Witam Wszystkich serdecznie ! Zapraszam do mojego świata tego zwykłego i tego z pasjami ...

poniedziałek, 24 lipca 2017

Polska literatura - Fabisińska L


Na autorkę trafiłam we wspólnym dziele paru autorów i tak jakiś czas temu przeczytałam pierwszą cześć z serii Jak pies z kotem 

 Sanatorium pod zegarem ( dla przypomnienia)- Było trup to i oczywiście sprawę  wyjaśniały nie kto inny tylko  nasze bohaterki . Historia zabawna ukazująca życie młodej dziewczyny jak i dojrzałej kobiety, które spotkały się w sanatorium-książka była fajna ;)

 To i niedawno trafiłam na drugą część Weranda na czarcim cyplu i zachwyciła mnie opowieść z perspektywy, gdy ma się te 70 lat i miłość zapukała, a wokół niemiłe spojrzenia. Uśmiecham się na samą myśl o tajemniczej Adeli ...mamy też i zabójstwo które ponie-kont bohaterka rozwiązuje :) Świetna pozycja polecam :) 460st 2016 r wy
To tak z rozmachu jest i kontynuacja czyli trzecia część 
 Zielarnia nad Sekwaną.
Pomysł fajny ale po koleji: najpierw była ma ciekawość co jest grane, potem środek z lekka ciągnął się tak jakoś mi dziwnie i miałam wrażenie że stoję w miejscu, bo końcówka już była niezła.  Czyli mamy zabójstwo, które trzeba wyjaśnić, są i wszelakie sprawy naszych bohaterek do poukładania i tajemnice z przed lat i gdyby tylko autorka z nich zrobiła książkę oj była by świetna.
460 st 2017 r wy

 Jest to dobra obyczajówka mi 2 część spodobała się najbardziej, może i Ciebie na nią skuszę :) Ja liczę na coś jeszcze dobrego tej autorki ;)
Pani Fabisińska sporo ma pozycji dla dzieci, coś dla młodzieży jak zauważyłam, jest i seria ze zwierzętami, a może o zwierzętach, czyli dla każdego coś dobrego ;)
Przeczytałam: 49 książek
 14380+920=15300 stron
Pozdrawiam i fajnej lektury życzę :)

poniedziałek, 17 lipca 2017

Róże w mym ogrodzie

Jedne ślicznie urosły inne nie, ale coś tam kwitnie i jest co powąchać bo ja lubię w nie we-tchnąć nos by poczuć ten różany zapach ;)
Lubicie róże to zapraszam :)
Ta przepięknie kwitnie przy altance, choć te deszcze strasznie płatki obtrącają
rosną sobie tam trzy sztuki jedna bardzo mizerna może przymarzła i dopiero  teraz odbija więc ma tylko 2 lub 3 kwiatki ;)

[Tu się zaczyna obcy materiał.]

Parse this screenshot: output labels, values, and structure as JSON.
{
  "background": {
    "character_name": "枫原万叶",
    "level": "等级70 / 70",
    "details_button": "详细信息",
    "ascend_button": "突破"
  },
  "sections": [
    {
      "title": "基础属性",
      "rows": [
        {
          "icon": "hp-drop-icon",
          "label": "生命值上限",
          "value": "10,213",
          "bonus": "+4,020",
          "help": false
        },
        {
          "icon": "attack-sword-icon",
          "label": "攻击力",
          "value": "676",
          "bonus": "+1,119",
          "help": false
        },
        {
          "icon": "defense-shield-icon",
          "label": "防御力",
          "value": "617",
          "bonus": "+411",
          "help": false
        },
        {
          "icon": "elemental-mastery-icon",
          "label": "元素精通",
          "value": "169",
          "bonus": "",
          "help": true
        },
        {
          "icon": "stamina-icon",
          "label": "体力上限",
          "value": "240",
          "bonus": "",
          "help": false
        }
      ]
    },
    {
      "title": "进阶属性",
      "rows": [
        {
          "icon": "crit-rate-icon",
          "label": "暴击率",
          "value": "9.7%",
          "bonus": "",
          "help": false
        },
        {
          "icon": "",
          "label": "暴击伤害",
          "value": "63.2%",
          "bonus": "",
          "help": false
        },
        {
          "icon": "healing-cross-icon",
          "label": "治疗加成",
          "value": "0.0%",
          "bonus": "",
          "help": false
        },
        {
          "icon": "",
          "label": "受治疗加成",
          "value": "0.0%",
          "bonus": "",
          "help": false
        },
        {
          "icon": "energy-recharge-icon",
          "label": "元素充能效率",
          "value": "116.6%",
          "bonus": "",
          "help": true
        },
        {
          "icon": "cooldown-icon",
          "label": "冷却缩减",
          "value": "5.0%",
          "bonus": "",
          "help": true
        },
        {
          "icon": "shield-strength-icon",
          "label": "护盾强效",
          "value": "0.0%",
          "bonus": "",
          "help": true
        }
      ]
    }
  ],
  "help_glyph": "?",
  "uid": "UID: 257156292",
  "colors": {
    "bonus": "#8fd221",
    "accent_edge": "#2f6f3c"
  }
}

ta tutaj miała być pienna tylko coś jej to nie wychodzi hmmm ...przesadzić trzeba będzie i kupić nową albo może spróbuję szczepkę ukorzenić
I oczywiście mam róże na rondku uwielbiam te wielokwiatowe za ilość kwiatów ...żółtaczka przecudnie pachnie
ta z pierwszego planu czerwono - biała obecnie bordo
to i jeszcze jedno spojrzenie z drugiej strony
i coś się stało z mą czerwoną mała ok 30 cm i kwiatki też małe może 3-4 cm ...zostawię jeszcze na zimę i w przyszłym roku zobaczę - czy wykopać ?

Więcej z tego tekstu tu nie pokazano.